You gotta be careful when you order tea these days.  Chinese restaurants in the U.S. of my youth would throw a pot of floor-scrapings tea on your table for free.  Memory may not serve precisely but I seem to recall we’d get our pot of tea no more than one or two kuai, back in the Shanghai of twenty years ago.  If you just relax in to place with even modest pretentions these days you can be hit with some silly pot of green tea that costs more than bottle of wine were you to casually let slip:  “Oh yeah, and a pot of tea for the table.”  Don’t assume.  Ask before you order your tea.

I’m at another one of my local staple restaurants, trying not to have a beer.  If I do, I’ll go back to my room and fall asleep shortly thereafter.  And I have quite a bit to do this evening.  If I stick to tea, I’ll squeeze another hour or so out of the night.  



My waitress was patient as I flipped through the menu.
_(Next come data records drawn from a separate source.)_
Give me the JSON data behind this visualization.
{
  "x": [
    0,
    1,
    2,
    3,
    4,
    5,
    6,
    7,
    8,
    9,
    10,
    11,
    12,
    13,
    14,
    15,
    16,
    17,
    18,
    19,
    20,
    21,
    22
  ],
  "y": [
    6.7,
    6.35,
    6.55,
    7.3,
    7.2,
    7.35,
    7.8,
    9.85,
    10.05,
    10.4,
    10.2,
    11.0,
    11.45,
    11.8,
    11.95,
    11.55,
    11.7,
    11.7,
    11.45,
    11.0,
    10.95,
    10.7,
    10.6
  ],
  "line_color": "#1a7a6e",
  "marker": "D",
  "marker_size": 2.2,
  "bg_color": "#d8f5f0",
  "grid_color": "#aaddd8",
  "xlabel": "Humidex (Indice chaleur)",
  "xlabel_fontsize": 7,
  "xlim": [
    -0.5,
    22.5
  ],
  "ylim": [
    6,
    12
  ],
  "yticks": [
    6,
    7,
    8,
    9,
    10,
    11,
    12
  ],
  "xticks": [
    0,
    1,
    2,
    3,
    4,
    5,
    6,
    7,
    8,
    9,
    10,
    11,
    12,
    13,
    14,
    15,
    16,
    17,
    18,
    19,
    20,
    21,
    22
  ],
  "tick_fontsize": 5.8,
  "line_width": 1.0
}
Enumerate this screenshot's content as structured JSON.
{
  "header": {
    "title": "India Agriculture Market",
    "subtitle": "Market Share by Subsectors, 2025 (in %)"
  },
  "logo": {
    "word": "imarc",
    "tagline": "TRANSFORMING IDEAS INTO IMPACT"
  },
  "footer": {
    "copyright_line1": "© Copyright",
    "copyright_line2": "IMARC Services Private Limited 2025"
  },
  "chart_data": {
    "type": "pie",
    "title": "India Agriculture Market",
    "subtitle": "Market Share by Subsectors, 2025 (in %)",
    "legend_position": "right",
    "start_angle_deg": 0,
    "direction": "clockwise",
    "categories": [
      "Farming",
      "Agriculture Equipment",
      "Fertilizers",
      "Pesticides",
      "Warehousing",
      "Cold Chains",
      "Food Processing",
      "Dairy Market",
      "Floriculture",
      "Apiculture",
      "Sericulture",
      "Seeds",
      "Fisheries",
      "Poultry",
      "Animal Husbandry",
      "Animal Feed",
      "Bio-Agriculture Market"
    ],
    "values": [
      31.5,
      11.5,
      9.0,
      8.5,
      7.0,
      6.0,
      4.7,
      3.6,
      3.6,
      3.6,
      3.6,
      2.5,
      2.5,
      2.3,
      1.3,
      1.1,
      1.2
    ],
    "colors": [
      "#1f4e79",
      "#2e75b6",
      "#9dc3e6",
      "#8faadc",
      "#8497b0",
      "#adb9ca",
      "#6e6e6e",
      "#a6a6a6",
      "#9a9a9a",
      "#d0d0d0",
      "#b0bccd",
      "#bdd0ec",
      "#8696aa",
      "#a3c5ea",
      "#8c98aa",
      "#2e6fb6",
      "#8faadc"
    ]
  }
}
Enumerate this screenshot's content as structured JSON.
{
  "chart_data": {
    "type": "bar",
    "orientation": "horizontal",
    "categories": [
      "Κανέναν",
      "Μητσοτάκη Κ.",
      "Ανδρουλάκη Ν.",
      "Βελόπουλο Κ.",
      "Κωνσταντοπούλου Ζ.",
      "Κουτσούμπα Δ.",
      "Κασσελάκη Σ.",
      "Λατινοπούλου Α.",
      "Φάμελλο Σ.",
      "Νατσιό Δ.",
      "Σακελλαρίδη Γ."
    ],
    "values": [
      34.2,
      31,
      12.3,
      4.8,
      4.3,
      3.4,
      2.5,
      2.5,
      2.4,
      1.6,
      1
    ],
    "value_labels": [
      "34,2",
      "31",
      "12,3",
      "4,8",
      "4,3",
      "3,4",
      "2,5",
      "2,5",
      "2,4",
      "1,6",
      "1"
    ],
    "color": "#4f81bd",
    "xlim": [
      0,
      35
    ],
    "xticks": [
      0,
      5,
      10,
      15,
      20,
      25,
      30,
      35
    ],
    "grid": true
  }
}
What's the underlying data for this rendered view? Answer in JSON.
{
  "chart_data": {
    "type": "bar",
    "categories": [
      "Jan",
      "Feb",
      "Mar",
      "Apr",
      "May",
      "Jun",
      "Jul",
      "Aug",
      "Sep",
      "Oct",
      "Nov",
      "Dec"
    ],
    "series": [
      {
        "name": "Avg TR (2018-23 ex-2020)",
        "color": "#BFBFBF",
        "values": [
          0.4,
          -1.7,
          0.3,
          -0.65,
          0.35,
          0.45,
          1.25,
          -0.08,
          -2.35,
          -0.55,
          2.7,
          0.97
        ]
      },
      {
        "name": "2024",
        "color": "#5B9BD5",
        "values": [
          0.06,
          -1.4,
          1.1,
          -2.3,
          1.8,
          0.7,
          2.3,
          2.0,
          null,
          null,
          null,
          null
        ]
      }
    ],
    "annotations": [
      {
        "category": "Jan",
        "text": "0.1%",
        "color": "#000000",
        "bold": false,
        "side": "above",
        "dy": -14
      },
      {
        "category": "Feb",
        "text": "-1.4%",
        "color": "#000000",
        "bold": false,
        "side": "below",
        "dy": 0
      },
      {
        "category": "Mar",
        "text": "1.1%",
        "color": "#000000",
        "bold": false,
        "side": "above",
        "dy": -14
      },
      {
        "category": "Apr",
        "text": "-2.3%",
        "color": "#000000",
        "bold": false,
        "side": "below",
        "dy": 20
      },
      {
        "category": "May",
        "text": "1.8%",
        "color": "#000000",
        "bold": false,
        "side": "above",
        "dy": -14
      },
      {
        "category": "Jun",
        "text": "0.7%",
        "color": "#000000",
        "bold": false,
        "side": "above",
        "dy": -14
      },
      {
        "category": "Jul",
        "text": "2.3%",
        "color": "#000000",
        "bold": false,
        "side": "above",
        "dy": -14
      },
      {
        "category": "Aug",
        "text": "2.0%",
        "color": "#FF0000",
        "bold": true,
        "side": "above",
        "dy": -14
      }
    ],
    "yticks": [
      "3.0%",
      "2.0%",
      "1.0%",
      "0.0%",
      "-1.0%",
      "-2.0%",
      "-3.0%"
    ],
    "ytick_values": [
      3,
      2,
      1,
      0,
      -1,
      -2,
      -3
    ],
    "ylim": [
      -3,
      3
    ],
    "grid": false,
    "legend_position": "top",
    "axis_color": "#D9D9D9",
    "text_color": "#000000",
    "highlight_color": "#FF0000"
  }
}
I have learned the hard way that photos are particularly deceiving in this place.  They must have downloaded these glossies off the stock photo bin on Chinese restaurant dot com.  This place make food that tastes alright, but the dishes presented are rather far afield of what you’d been tempted to order, what you’ve imagined putting in your mouth.  The lamb I considered had big cumin seeds spread all over the glistening cubes which rested on an interesting bed of celery leaves.  What was served is all a bit mushy with a few hot pepper pieces on top, served on some shredded iceberg lettuce.  The green vegies are a chaotic mess of odd choppings rather than the neat stack I was sold on.  No worries.  The tieban eggplant is not too far off the photo. 

My waitress is an older later with a kind smile.  (To be fair she is probably my age.  You know, ‘older.’)  At the end of my order I asked her for a suggestion as to the most “common” tea that had.  “What is most “every day” tea you have?”  I’m concerned for a moment that perhaps I haven’t made myself understood.   But soon she is repeating back to me what I said:  “probably the most ‘common’ tea we have is this moli tea.  I give you a cup and a pot of boiling water.”  “Right.  And will that run me?”  “Ten kuai.”  “I’ll take it.” 



And so its me with my visually accurate eggplant and my not so representative lamb and greens and a brimming glass of floating flowers and sinking dried currents staring out at the passers by on a Wednesday night at nine twenty, as this is the big advantage of this place, if you’re in the mood for it, is that this first floor window seat is always free and the progression of people is fairly constant with most pedestrians oblivious like fish in a tank and a few pausing to consider me and my my evening meal, which is never as tasty as the place down the street, but generally serves as the next best thing and a point of variance on the rather predictable routine of solo dining here in the neighborhood of my temporary Puxi residence.